Nenhuma negociação climática sem obrigações de direitos humanos

Na semana de encerramento das negociações das Nações Unidas sobre mudança climática (COP25) em Madri, o CIDSE diz que os direitos humanos devem ser incluídos em novas regras, caso contrário, o Acordo de Paris causará mais danos do que benefícios. Com o Dia Internacional dos Direitos Humanos, na terça-feira 10, em dezembro, a segunda semana de negociações na COP25 não deve gerar mais violações de direitos nas próximas décadas.

Um ponto de discernimento chave na COP25 são as regras sobre o comércio de cortes de emissões nos mercados de carbono nos termos do Artigo 6 do Acordo de Paris. Após os danos históricos do mecanismo de mercado de carbono MDL sob o Protocolo de Kyoto, eles devem ser projetados para garantir os direitos das populações afetadas. Reduções nacionais de emissões devem ser a primeira prioridade para cada país. Os mercados de carbono devem ser uma ferramenta para reduzir as emissões dentro do orçamento de carbono do 1.5 ° C, não uma oportunidade de ganhar dinheiro com a emergência climática que atinge mais os pobres.

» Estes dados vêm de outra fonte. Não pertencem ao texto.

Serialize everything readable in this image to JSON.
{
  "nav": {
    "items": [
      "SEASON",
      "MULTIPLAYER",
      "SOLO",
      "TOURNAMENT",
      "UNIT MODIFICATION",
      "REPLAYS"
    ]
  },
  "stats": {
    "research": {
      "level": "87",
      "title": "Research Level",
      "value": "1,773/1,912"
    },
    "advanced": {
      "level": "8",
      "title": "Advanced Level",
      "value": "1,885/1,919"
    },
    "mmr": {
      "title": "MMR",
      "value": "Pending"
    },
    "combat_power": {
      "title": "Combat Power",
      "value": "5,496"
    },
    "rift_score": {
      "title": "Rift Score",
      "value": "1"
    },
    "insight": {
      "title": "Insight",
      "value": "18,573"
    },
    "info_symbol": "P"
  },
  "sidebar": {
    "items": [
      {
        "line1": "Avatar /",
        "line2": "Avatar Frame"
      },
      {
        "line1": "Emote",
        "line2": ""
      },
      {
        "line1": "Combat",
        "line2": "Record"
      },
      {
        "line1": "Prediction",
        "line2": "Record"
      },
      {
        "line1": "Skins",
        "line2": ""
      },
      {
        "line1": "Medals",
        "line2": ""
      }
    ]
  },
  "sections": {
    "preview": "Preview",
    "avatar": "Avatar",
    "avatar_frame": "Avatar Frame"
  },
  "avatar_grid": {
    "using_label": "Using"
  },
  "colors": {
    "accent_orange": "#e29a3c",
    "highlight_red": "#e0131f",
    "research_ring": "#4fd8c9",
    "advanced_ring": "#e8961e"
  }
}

A CIDSE, juntamente com muitas outras organizações da sociedade civil, deu aos negociadores a combinação certa para um artigo 6 eficaz e baseado em direitos, em uma façanha ao ar livre na sexta-feira, com os ingredientes, incluindo: regras contábeis robustas, capacidade de resposta a gênero, salvaguardas de direitos humanos, integridade ambiental, nenhuma transferência de projetos de esquemas anteriores, consulta obrigatória às partes interessadas e um mecanismo independente de queixas.

O CIDSE e a USCSAN também uniram forças para um evento paralelo na COP25, destacando os perigos de “falsas soluções” e a importância de soluções de energia informadas e localmente localizadas para a emergência climática.

Andreia Fanzeres, Coordenadora de Direitos dos Povos Indígenas da OPAN Brasil, mostrou como até as represas hidrelétricas de pequena escala na bacia amazônica estavam danificando os rios e o modo de vida dos povos indígenas. Ela insistiu que os povos indígenas e locais deveriam dar 'consentimento livre, prévio e informado' e que estudos de impacto ambiental deveriam ser realizados antes que tais projetos de infraestrutura fossem permitidos.

Antonio Zambrano, Coordenador do Programa de Energia Limpa para MOCICC, O Peru disse que a mudança sistêmica para energia renovável e direitos humanos deve ocorrer em conjunto. “Estamos lutando para mudar não apenas as pequenas coisas, mas o próprio mundo - estamos falando de uma transição energética. Precisamos de uma revolução agora, em todo o mundo. ”

As vozes dos povos afetados mostram que a consulta é essencial para qualquer solução climática. Soluções verdadeiras vêm do solo, de pessoas que conhecem as necessidades, a comunidade, a paisagem e a ecologia local.

As vozes das pessoas na conferência foram ampliadas por meio milhão de pessoas na marcha climática na noite de sexta-feira. A delegação do CIDSE em Madri - liderada por jovens voluntários do membro espanhol do CIDSE, Manos Unidas - juntou-se à multidão colorida, alta e unida, pedindo uma mudança radical para enfrentar a crise ecológica, social e econômica combinada.

Uma declaração dos cardeais católicos divulgado antes da COP25 no Sínodo Pan-Amazônico, expressou preocupação de que alguns países continuassem a agir por interesse próprio, buscando brechas sob as regras do comércio de carbono, sem salvaguardas sociais e ambientais.

Ecoando Pmensagem de Francis para COP25, O CIDSE pede aos negociadores nesta semana que realmente escutem o clamor da terra e dos pobres. Novas regras políticas devem responder à ciência e à mobilização de jovens, não de interesses privados. As linhas vermelhas que eles precisam respeitar são os de direitos humanos, equidade e solidariedade.